Figure 7. Differential Expression on multiple datasets with scVI.

Figure 7

  1. Evaluation of consistency with Spearman rank correlation and Kendall‐Tau is shown for comparisons of multiple pairs of cell types in the simulated data. For each comparison, we subsampled 30 cells from each group, and repeated the subsampling 10 times to evaluate the uncertainty in our result.
  2. Distribution of true log fold change between all pairs of cell types for the simulated data. The pairs of cells are chosen to represent different levels of distance on the tree as in Appendix Fig S18A. The pairs of population from most distant to least distant are “12”, “24”, “23”, “45”.
  3. Evaluation of consistency with the AUROC and Kendal Tau metric is shown for comparisons of CD4 vs CD8 T cells and B cells vs dendritic cells on the PBMC‐8K only (A), the PBMC‐68k only (B) and the merged PBMC‐8K / PBMC‐68K (A + B) for scVI and edgeR. For each comparison, we subsampled 30 cells from each group, and repeated the subsampling 10 times to evaluate the uncertainty in our result.
  4. Mislabeling experiment in differential expression in both the SymSim simulated datasets and in the PBMC8K and PBMC68K dataset.

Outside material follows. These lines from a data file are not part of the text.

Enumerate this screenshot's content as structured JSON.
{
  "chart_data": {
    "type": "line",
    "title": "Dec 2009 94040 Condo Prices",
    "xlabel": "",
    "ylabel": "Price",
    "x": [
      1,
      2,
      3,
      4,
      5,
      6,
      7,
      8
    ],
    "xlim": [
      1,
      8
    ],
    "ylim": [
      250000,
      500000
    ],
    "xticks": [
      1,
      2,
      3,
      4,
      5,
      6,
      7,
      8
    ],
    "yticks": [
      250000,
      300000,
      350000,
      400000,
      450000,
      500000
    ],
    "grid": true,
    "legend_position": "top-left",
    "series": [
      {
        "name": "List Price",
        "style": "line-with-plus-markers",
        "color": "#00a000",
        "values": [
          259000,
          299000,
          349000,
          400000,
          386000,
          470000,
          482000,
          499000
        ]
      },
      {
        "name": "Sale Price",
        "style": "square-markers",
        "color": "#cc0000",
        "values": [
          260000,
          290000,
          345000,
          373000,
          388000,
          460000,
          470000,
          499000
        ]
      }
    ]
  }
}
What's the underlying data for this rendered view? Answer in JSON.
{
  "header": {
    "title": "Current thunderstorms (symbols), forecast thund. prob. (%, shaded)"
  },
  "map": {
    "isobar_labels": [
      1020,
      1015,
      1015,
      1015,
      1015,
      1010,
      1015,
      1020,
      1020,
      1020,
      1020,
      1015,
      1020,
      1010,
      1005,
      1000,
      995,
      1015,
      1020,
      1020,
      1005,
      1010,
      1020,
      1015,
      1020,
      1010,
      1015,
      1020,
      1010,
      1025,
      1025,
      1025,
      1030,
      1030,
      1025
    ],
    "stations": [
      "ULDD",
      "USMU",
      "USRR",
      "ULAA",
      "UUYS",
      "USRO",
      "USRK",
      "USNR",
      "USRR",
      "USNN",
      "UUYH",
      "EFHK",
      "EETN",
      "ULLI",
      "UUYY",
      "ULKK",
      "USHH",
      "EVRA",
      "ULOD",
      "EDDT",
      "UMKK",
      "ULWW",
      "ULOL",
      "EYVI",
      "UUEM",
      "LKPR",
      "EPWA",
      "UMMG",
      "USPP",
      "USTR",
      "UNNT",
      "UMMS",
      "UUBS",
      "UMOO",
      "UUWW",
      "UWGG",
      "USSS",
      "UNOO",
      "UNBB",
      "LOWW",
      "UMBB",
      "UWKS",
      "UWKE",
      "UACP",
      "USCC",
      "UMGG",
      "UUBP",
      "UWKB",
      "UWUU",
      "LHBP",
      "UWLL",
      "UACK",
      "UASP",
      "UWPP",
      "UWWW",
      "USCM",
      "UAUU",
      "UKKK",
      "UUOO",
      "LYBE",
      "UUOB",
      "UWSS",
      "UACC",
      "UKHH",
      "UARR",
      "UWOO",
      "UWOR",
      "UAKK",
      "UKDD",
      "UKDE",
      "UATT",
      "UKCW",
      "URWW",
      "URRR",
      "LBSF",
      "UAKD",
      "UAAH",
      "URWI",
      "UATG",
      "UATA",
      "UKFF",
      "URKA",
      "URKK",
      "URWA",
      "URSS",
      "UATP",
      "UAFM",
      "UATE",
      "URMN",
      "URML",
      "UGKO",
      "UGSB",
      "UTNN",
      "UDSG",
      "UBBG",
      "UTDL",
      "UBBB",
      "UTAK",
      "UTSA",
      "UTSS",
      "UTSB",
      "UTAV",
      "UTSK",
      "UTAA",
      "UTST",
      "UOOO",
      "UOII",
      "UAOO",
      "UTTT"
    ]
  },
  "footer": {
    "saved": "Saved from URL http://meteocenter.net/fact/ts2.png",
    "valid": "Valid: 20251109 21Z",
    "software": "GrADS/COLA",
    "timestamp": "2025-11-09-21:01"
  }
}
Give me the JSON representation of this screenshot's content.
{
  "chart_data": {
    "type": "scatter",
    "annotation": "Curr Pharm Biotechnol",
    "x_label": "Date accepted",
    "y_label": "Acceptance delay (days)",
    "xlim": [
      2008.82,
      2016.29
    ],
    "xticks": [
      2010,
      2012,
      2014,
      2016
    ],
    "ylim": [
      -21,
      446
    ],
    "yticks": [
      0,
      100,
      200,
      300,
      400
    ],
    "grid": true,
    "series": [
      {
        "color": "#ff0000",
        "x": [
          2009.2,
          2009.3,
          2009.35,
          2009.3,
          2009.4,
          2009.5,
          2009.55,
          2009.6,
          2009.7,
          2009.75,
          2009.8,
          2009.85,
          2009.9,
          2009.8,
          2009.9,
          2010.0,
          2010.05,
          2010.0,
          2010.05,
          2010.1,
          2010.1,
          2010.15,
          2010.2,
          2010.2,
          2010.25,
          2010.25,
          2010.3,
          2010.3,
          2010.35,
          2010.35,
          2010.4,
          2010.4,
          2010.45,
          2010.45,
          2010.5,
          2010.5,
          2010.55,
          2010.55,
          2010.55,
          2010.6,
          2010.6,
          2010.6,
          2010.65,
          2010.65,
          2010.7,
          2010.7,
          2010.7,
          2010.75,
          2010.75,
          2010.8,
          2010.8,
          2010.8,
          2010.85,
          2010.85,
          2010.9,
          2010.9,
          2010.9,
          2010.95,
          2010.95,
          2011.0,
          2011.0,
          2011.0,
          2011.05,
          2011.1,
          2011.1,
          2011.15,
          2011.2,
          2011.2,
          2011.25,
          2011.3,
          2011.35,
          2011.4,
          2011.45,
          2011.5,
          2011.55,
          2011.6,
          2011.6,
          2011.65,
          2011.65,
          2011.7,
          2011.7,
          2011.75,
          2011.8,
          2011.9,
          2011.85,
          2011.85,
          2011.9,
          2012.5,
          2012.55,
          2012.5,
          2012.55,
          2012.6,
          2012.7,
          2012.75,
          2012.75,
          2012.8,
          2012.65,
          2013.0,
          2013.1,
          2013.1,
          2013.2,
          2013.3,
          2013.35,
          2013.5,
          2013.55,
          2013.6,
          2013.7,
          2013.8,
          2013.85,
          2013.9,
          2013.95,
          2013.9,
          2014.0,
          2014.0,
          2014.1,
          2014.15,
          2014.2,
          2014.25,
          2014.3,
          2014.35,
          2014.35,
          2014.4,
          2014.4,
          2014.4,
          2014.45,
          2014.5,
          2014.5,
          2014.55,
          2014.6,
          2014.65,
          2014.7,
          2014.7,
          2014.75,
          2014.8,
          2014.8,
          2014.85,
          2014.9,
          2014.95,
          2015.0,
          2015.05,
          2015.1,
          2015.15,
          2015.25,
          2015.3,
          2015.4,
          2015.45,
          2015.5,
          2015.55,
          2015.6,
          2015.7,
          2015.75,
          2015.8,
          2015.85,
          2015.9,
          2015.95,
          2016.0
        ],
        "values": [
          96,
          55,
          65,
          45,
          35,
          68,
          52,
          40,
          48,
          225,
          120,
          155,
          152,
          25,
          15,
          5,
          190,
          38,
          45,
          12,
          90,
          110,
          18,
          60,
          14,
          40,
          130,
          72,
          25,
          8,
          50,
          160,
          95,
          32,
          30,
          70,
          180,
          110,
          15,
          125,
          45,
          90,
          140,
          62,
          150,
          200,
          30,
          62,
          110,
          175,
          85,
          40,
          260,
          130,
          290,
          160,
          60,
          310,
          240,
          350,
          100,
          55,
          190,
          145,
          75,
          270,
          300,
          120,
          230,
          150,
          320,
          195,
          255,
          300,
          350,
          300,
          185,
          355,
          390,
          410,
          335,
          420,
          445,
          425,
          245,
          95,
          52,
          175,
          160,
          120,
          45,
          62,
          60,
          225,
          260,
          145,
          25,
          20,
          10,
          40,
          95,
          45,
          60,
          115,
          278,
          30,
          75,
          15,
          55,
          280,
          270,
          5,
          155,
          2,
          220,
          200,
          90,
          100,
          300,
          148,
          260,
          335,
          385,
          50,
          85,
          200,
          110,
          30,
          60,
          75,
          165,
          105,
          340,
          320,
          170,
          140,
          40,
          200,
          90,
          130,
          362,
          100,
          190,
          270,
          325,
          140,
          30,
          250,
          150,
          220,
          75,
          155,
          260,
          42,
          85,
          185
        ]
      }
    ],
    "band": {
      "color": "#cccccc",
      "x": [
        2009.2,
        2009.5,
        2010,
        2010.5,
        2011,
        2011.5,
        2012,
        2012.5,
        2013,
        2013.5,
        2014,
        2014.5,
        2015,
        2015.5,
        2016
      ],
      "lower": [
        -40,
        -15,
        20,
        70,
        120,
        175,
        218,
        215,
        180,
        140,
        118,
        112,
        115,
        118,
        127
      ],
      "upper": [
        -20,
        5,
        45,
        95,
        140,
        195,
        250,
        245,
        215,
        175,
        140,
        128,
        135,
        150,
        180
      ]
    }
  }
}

The top row shows differential expression results for the correctly labeled population pair (Population 1 vs. Population 2 in simulated dataset and CD4 T cells vs. CD8 T cells in PBMC dataset. The bottom row shows differential expression results for the mislabelled population pair (Population 2 vs. Population 3 in simulated dataset and dendritic cells vs. B cells in PBMC dataset). For all, x‐axis represents the proportion of flipped labels.

Data information: The boxplots are standard Tukey boxplots where the box is delineated by the first and third quartile and the whisker lines are the first and third quartile plus minus 1.5 times the box height. The dots are outliers that fall above or below the whisker lines. The center band indicates the median.